Concerto for Orchestra
bartók
Julia Clancy
Distraught over his native Hungary’s coziness with Nazi Germany, Bartók emigrated to the United States in 1940 while war raged in Europe. He settled in New York, where he faced a barrage of new problems, including ailing health, financial hardship, a declining career as a solo pianist, and a public that was increasingly indifferent to his music. In the spring of 1943, conductor Serge Koussevitzky learned of Bartók’s situation and, knowing the composer would be too proud to accept any form of charity, commissioned Bartók to compose something for the Boston Symphony Orchestra, which premiered the Concerto for Orchestra with overwhelming success on December 1, 1944. The title “Concerto for Orchestra” seems to be an oxymoron, as a concerto is traditionally scored for a soloist with orchestral accompaniment. Bartók, however, evokes the genre by treating an array of individual instruments and sections of the orchestra as soloists.
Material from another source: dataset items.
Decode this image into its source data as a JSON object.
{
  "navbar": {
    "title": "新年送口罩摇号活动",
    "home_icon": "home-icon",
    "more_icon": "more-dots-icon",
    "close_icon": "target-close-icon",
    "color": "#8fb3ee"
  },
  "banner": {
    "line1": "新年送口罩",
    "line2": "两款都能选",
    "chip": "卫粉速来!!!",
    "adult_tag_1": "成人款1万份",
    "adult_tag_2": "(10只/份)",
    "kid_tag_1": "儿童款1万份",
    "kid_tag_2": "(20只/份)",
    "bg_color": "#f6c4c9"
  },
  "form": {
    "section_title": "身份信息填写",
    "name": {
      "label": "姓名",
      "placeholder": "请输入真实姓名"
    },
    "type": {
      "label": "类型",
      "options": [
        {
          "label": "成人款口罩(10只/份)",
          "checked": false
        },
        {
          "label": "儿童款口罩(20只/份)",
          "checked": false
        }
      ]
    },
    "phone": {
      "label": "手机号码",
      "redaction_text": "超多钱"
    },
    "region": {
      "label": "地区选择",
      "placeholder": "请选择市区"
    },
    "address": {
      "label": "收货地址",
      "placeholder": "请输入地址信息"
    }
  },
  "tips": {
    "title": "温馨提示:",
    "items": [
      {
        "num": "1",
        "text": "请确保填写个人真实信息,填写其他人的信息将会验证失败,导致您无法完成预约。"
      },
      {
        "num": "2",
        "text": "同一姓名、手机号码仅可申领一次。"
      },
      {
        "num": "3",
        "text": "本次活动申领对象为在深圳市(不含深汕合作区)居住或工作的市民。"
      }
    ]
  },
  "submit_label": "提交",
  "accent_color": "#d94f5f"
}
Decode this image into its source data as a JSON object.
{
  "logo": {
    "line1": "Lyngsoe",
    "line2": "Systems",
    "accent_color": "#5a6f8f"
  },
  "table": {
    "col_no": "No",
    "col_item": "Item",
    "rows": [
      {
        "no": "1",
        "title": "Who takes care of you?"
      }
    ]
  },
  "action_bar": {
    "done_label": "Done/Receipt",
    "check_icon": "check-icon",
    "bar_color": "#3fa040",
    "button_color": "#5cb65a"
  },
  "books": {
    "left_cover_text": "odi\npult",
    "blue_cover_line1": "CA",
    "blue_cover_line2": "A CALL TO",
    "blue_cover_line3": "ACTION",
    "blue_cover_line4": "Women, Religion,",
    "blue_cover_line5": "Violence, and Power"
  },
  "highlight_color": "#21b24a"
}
The virtuosity expected of concerto soloists is especially apparent in the brass playing during the fugato sections of the first movement and the devilishly fast sixteenth-note passages that the strings execute in the Finale. The second movement, “Presentando le coppie” (“Presentation of the Couples”), reflects the duo-concertante style. Five pairs of instruments (bassoons, oboes, clarinets, flutes, and muted trumpets) introduce themes in counterpoint, with members of each pair separated by a different interval. Bartók’s fascination with folk music pervades every movement of the work. Themes in the first movement, pentatonic and rhythmically free, are typical of early Hungarian folk songs. The second movement imitates the Yugoslav kolo (round dance), inspired by the folkloric duet performed on a pair of sopile (folk oboes). “Elegia,” the third movement, uses Romanian mourning songs, and the fourth movement’s Lydian mode is characteristic of Slovak folksongs. The irregular rhythms of the Finale evince Romanian instrumental folk music, traditionally played on the bagpipe, violin, and peasant flute.